Qerza, Fiery, dan anak-anak meninggalkan Zinn dan Frost berdua saja. Walaupun sedikit ragu, Qerza sempat berbalik dan menyaksikan adegan ciuman Zinn dan Frost. Wajahnya langsung merona.


Astaga, memang benar orang dewasa. Tidak dimana-mana dan tidak tahu waktu, selalu saja melakukan hal yang mengejutkan! seru Qerza di dalam hati.


Manik mata semerah darah Qerza bersinar dalam remang-remang. "Di sini," katanya sambil mengarahkan jalan.


Qerza tampak lebih mengetahui tentang jalur rahasia itu dibandingkan Fiery, anak Kepala Suku Daffodil itu sendiri. Hal itu dikarenakan Qerza adalah seorang perancang yang ikut andil dalam merancang jalur rahasia.

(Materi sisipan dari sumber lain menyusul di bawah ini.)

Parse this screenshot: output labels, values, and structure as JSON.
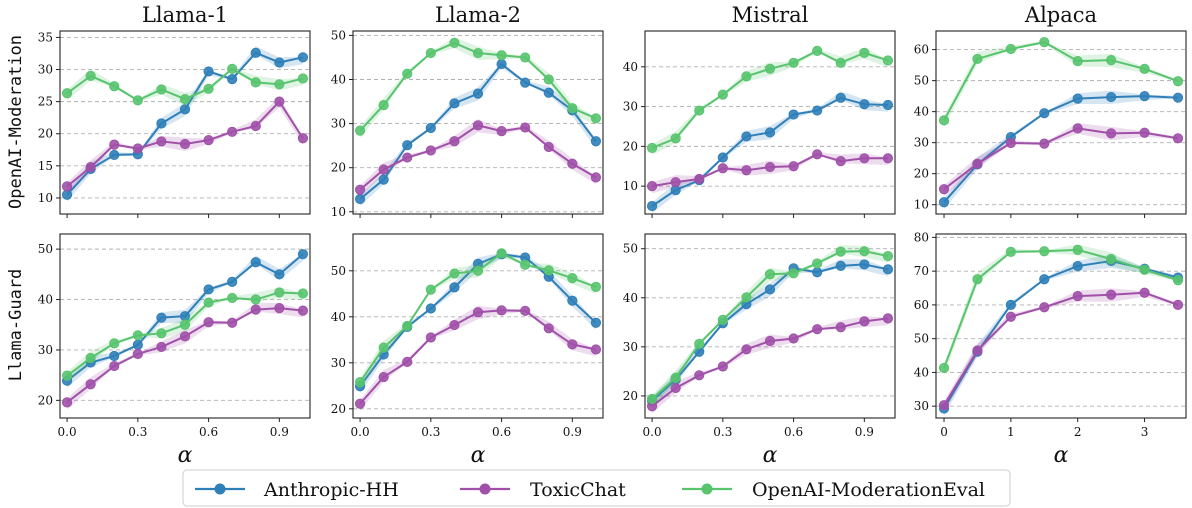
{
  "legend": {
    "placement": "bottom-center",
    "entries": [
      "Anthropic-HH",
      "ToxicChat",
      "OpenAI-ModerationEval"
    ]
  },
  "colors": {
    "Anthropic-HH": "#2f7fb8",
    "ToxicChat": "#a050a8",
    "OpenAI-ModerationEval": "#58c46e"
  },
  "row_labels": [
    "OpenAI-Moderation",
    "Llama-Guard"
  ],
  "column_titles": [
    "Llama-1",
    "Llama-2",
    "Mistral",
    "Alpaca"
  ],
  "xlabel": "α",
  "chart_data": [
    {
      "type": "line",
      "title": "Llama-1",
      "row": "OpenAI-Moderation",
      "xlabel": "α",
      "ylabel": "OpenAI-Moderation",
      "xlim": [
        -0.03,
        1.03
      ],
      "ylim": [
        7.5,
        36
      ],
      "xticks": [
        "0.0",
        "0.3",
        "0.6",
        "0.9"
      ],
      "xtick_values": [
        0,
        0.3,
        0.6,
        0.9
      ],
      "yticks": [
        10,
        15,
        20,
        25,
        30,
        35
      ],
      "grid": "horizontal-dashed",
      "x": [
        0,
        0.1,
        0.2,
        0.3,
        0.4,
        0.5,
        0.6,
        0.7,
        0.8,
        0.9,
        1.0
      ],
      "series": [
        {
          "name": "Anthropic-HH",
          "values": [
            10.5,
            14.5,
            16.7,
            16.8,
            21.6,
            23.8,
            29.7,
            28.5,
            32.6,
            31.1,
            31.9
          ]
        },
        {
          "name": "ToxicChat",
          "values": [
            11.8,
            14.8,
            18.3,
            17.7,
            18.8,
            18.4,
            19.0,
            20.3,
            21.2,
            25.0,
            19.3
          ]
        },
        {
          "name": "OpenAI-ModerationEval",
          "values": [
            26.3,
            29.0,
            27.4,
            25.2,
            26.9,
            25.4,
            27.0,
            30.1,
            28.0,
            27.7,
            28.6
          ]
        }
      ]
    },
    {
      "type": "line",
      "title": "Llama-2",
      "row": "OpenAI-Moderation",
      "xlabel": "α",
      "xlim": [
        -0.03,
        1.03
      ],
      "ylim": [
        9.5,
        51
      ],
      "xticks": [
        "0.0",
        "0.3",
        "0.6",
        "0.9"
      ],
      "xtick_values": [
        0,
        0.3,
        0.6,
        0.9
      ],
      "yticks": [
        10,
        20,
        30,
        40,
        50
      ],
      "grid": "horizontal-dashed",
      "x": [
        0,
        0.1,
        0.2,
        0.3,
        0.4,
        0.5,
        0.6,
        0.7,
        0.8,
        0.9,
        1.0
      ],
      "series": [
        {
          "name": "Anthropic-HH",
          "values": [
            12.9,
            17.3,
            25.1,
            29.0,
            34.6,
            36.8,
            43.5,
            39.3,
            37.0,
            33.0,
            26.0
          ]
        },
        {
          "name": "ToxicChat",
          "values": [
            15.0,
            19.6,
            22.3,
            23.9,
            26.0,
            29.6,
            28.3,
            29.1,
            24.7,
            20.9,
            17.8
          ]
        },
        {
          "name": "OpenAI-ModerationEval",
          "values": [
            28.4,
            34.2,
            41.3,
            46.0,
            48.3,
            46.0,
            45.5,
            45.0,
            40.0,
            33.5,
            31.2
          ]
        }
      ]
    },
    {
      "type": "line",
      "title": "Mistral",
      "row": "OpenAI-Moderation",
      "xlabel": "α",
      "xlim": [
        -0.03,
        1.03
      ],
      "ylim": [
        3,
        49
      ],
      "xticks": [
        "0.0",
        "0.3",
        "0.6",
        "0.9"
      ],
      "xtick_values": [
        0,
        0.3,
        0.6,
        0.9
      ],
      "yticks": [
        10,
        20,
        30,
        40
      ],
      "grid": "horizontal-dashed",
      "x": [
        0,
        0.1,
        0.2,
        0.3,
        0.4,
        0.5,
        0.6,
        0.7,
        0.8,
        0.9,
        1.0
      ],
      "series": [
        {
          "name": "Anthropic-HH",
          "values": [
            5.0,
            9.0,
            11.5,
            17.2,
            22.5,
            23.5,
            28.0,
            29.0,
            32.2,
            30.6,
            30.4
          ]
        },
        {
          "name": "ToxicChat",
          "values": [
            10.0,
            11.0,
            11.8,
            14.5,
            14.0,
            14.8,
            15.0,
            18.0,
            16.3,
            17.0,
            17.0
          ]
        },
        {
          "name": "OpenAI-ModerationEval",
          "values": [
            19.6,
            22.0,
            29.0,
            33.0,
            37.6,
            39.5,
            41.0,
            44.0,
            41.0,
            43.5,
            41.6
          ]
        }
      ]
    },
    {
      "type": "line",
      "title": "Alpaca",
      "row": "OpenAI-Moderation",
      "xlabel": "α",
      "xlim": [
        -0.12,
        3.62
      ],
      "ylim": [
        7,
        66
      ],
      "xticks": [
        "0",
        "1",
        "2",
        "3"
      ],
      "xtick_values": [
        0,
        1,
        2,
        3
      ],
      "yticks": [
        10,
        20,
        30,
        40,
        50,
        60
      ],
      "grid": "horizontal-dashed",
      "x": [
        0,
        0.5,
        1.0,
        1.5,
        2.0,
        2.5,
        3.0,
        3.5
      ],
      "series": [
        {
          "name": "Anthropic-HH",
          "values": [
            10.8,
            23.0,
            31.8,
            39.5,
            44.2,
            44.7,
            45.0,
            44.5
          ]
        },
        {
          "name": "ToxicChat",
          "values": [
            15.0,
            23.2,
            29.9,
            29.7,
            34.6,
            33.0,
            33.2,
            31.4
          ]
        },
        {
          "name": "OpenAI-ModerationEval",
          "values": [
            37.2,
            57.0,
            60.2,
            62.4,
            56.3,
            56.6,
            53.8,
            49.8
          ]
        }
      ]
    },
    {
      "type": "line",
      "title": "",
      "row": "Llama-Guard",
      "xlabel": "α",
      "ylabel": "Llama-Guard",
      "xlim": [
        -0.03,
        1.03
      ],
      "ylim": [
        16.5,
        53
      ],
      "xticks": [
        "0.0",
        "0.3",
        "0.6",
        "0.9"
      ],
      "xtick_values": [
        0,
        0.3,
        0.6,
        0.9
      ],
      "yticks": [
        20,
        30,
        40,
        50
      ],
      "grid": "horizontal-dashed",
      "x": [
        0,
        0.1,
        0.2,
        0.3,
        0.4,
        0.5,
        0.6,
        0.7,
        0.8,
        0.9,
        1.0
      ],
      "series": [
        {
          "name": "Anthropic-HH",
          "values": [
            23.9,
            27.5,
            28.8,
            31.0,
            36.4,
            36.7,
            42.0,
            43.5,
            47.4,
            45.0,
            49.0
          ]
        },
        {
          "name": "ToxicChat",
          "values": [
            19.6,
            23.2,
            26.8,
            29.2,
            30.6,
            32.7,
            35.5,
            35.4,
            38.0,
            38.3,
            37.8
          ]
        },
        {
          "name": "OpenAI-ModerationEval",
          "values": [
            24.9,
            28.4,
            31.3,
            32.9,
            33.3,
            35.0,
            39.4,
            40.3,
            40.0,
            41.4,
            41.2
          ]
        }
      ]
    },
    {
      "type": "line",
      "title": "",
      "row": "Llama-Guard",
      "xlabel": "α",
      "xlim": [
        -0.03,
        1.03
      ],
      "ylim": [
        18,
        58
      ],
      "xticks": [
        "0.0",
        "0.3",
        "0.6",
        "0.9"
      ],
      "xtick_values": [
        0,
        0.3,
        0.6,
        0.9
      ],
      "yticks": [
        20,
        30,
        40,
        50
      ],
      "grid": "horizontal-dashed",
      "x": [
        0,
        0.1,
        0.2,
        0.3,
        0.4,
        0.5,
        0.6,
        0.7,
        0.8,
        0.9,
        1.0
      ],
      "series": [
        {
          "name": "Anthropic-HH",
          "values": [
            24.9,
            31.8,
            37.8,
            41.8,
            46.4,
            51.5,
            53.6,
            52.9,
            48.7,
            43.5,
            38.7
          ]
        },
        {
          "name": "ToxicChat",
          "values": [
            21.1,
            26.9,
            30.2,
            35.5,
            38.2,
            41.0,
            41.4,
            41.3,
            37.5,
            34.0,
            32.9
          ]
        },
        {
          "name": "OpenAI-ModerationEval",
          "values": [
            25.8,
            33.3,
            38.0,
            45.9,
            49.4,
            50.0,
            53.8,
            51.3,
            50.1,
            48.4,
            46.5
          ]
        }
      ]
    },
    {
      "type": "line",
      "title": "",
      "row": "Llama-Guard",
      "xlabel": "α",
      "xlim": [
        -0.03,
        1.03
      ],
      "ylim": [
        15.5,
        53
      ],
      "xticks": [
        "0.0",
        "0.3",
        "0.6",
        "0.9"
      ],
      "xtick_values": [
        0,
        0.3,
        0.6,
        0.9
      ],
      "yticks": [
        20,
        30,
        40,
        50
      ],
      "grid": "horizontal-dashed",
      "x": [
        0,
        0.1,
        0.2,
        0.3,
        0.4,
        0.5,
        0.6,
        0.7,
        0.8,
        0.9,
        1.0
      ],
      "series": [
        {
          "name": "Anthropic-HH",
          "values": [
            19.0,
            23.3,
            29.0,
            34.8,
            38.7,
            41.7,
            46.0,
            45.2,
            46.5,
            46.8,
            45.8
          ]
        },
        {
          "name": "ToxicChat",
          "values": [
            17.9,
            21.6,
            24.2,
            26.0,
            29.5,
            31.2,
            31.7,
            33.6,
            34.0,
            35.2,
            35.8
          ]
        },
        {
          "name": "OpenAI-ModerationEval",
          "values": [
            19.4,
            23.7,
            30.6,
            35.5,
            40.1,
            44.8,
            45.0,
            47.0,
            49.4,
            49.5,
            48.5
          ]
        }
      ]
    },
    {
      "type": "line",
      "title": "",
      "row": "Llama-Guard",
      "xlabel": "α",
      "xlim": [
        -0.12,
        3.62
      ],
      "ylim": [
        26.5,
        81
      ],
      "xticks": [
        "0",
        "1",
        "2",
        "3"
      ],
      "xtick_values": [
        0,
        1,
        2,
        3
      ],
      "yticks": [
        30,
        40,
        50,
        60,
        70,
        80
      ],
      "grid": "horizontal-dashed",
      "x": [
        0,
        0.5,
        1.0,
        1.5,
        2.0,
        2.5,
        3.0,
        3.5
      ],
      "series": [
        {
          "name": "Anthropic-HH",
          "values": [
            29.3,
            46.1,
            60.0,
            67.6,
            71.5,
            73.0,
            70.7,
            68.1
          ]
        },
        {
          "name": "ToxicChat",
          "values": [
            30.3,
            46.5,
            56.5,
            59.3,
            62.6,
            63.0,
            63.6,
            60.0
          ]
        },
        {
          "name": "OpenAI-ModerationEval",
          "values": [
            41.3,
            67.6,
            75.7,
            75.9,
            76.3,
            73.6,
            70.4,
            67.3
          ]
        }
      ]
    }
  ]
}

Sebenarnya, sedari tadi Qerza sudah mencurigai Fiery. Tidak biasanya Fiery menjadi sangat pendiam, apa lagi jika sedang bersama dengannya. Sepengetahuan Qerza, Fiery adalah anak yang ceria, terlebih lagi jika dihadapkan dengan orang-orang cerdas seperti Zinn dan Frost.


Qerza segera menepis pemikiran dan perasaan buruknya. Dia tidak ingin berprasangka buruk kepada Fiery sebelum adanya bukti.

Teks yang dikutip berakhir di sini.